The committee’s main human rights investigator, Sara Oviedo, pressed Scicluna and other Vatican representatives before the hearing on how abusive priests were transferred rather than reported to the police. Given the church’s “zero tolerance” policy, she asked, why were there “efforts to cover up and obscure these types of cases”.
Another committee member, Maria Rita Parsi, an Italian psychologist and psychotherapist, asked: “If these events continue to be hidden and covered up, to what extent will children be affected?”
The Holy See ratified the convention in 1990 and submitted a first implementation report in 1994. But it failed to submit a progress report until 2012 following criticism over a plethora of clerical sex abuse cases that emerged two years early.
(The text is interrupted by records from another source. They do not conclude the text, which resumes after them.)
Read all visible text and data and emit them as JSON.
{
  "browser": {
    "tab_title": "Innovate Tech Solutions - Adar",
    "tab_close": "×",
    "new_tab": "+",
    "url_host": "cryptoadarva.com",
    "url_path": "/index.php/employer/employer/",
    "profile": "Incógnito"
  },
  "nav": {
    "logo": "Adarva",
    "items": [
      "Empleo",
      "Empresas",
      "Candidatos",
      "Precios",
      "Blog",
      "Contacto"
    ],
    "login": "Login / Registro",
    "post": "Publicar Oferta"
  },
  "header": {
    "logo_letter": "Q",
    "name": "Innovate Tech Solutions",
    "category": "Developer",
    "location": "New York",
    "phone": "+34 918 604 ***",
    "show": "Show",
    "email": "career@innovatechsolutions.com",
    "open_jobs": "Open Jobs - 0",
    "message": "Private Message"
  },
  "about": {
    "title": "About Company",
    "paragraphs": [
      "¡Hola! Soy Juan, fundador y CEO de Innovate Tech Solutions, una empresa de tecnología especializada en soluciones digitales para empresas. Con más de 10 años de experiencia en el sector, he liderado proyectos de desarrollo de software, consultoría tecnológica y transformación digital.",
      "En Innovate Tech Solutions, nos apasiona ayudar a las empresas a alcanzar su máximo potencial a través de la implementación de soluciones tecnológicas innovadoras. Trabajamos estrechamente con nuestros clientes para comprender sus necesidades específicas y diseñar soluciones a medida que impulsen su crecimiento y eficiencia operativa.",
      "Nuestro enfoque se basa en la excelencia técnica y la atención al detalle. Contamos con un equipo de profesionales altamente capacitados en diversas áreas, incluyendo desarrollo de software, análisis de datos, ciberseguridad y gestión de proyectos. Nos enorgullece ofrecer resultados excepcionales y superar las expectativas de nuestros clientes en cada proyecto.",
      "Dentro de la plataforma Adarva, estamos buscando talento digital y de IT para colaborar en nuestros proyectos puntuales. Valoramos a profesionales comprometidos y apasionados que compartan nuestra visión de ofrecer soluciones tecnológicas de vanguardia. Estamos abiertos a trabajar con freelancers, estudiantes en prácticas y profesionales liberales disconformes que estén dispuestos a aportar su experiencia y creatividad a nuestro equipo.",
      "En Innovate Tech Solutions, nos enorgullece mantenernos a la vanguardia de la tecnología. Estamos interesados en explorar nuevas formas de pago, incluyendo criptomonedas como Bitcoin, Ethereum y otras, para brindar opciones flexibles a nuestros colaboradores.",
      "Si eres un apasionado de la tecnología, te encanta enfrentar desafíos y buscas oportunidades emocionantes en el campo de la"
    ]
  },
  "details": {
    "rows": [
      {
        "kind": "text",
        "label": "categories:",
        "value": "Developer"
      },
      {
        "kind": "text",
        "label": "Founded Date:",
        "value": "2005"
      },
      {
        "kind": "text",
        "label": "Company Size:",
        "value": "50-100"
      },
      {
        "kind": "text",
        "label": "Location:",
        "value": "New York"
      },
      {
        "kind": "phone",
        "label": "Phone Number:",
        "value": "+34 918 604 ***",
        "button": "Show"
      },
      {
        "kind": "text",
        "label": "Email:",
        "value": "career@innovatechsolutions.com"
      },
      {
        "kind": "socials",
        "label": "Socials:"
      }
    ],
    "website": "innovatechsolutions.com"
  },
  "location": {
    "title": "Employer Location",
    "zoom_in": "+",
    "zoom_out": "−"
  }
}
Victims groups and human rights organisations have pressed the UN committee to challenge the Vatican over its record of handling priests who sexually abuse children, providing written testimony from the abused and evidence outlining the global scale of the problem.
Their reports cite case studies in Mexico and Britain, grand jury investigations in the US, and government fact-finding inquiries from Canada to Ireland to Australia that detail how the Vatican’s policies, its culture of secrecy and fear of scandal contributed to the problem.
The Holy See has long insisted that it was not responsible for the crimes of Catholic clerics committed around the world, saying priests are not employees of the Vatican but citizens of countries where they reside and subject to local law enforcement. It has maintained that bishops were responsible for the priests in their care, not the pope.
But victims groups and human rights organisations provided the UN committee with Vatican documentation showing how the Holy See discouraged bishops from reporting abusers to police.
Committee member Jorge Cardona Llorens, a Spanish international law professor, asked how the Vatican would create “specific criteria” for putting children’s interests first, because there were none yet in place.
Scicluna said the Holy See wanted to be a model for how to protect children and care for victims. “I think the international community looks up to the Holy See for such guidance. But it’s not only words, it has to be commitment on the ground.”
He added: “The states who are cognisant of obstruction of justice need to take action against citizens of their countries who obstruct justice.”
Scicluna, a Maltese bishop, has previous said prelate who failed to do the right thing with paedophile priests must be held accountable.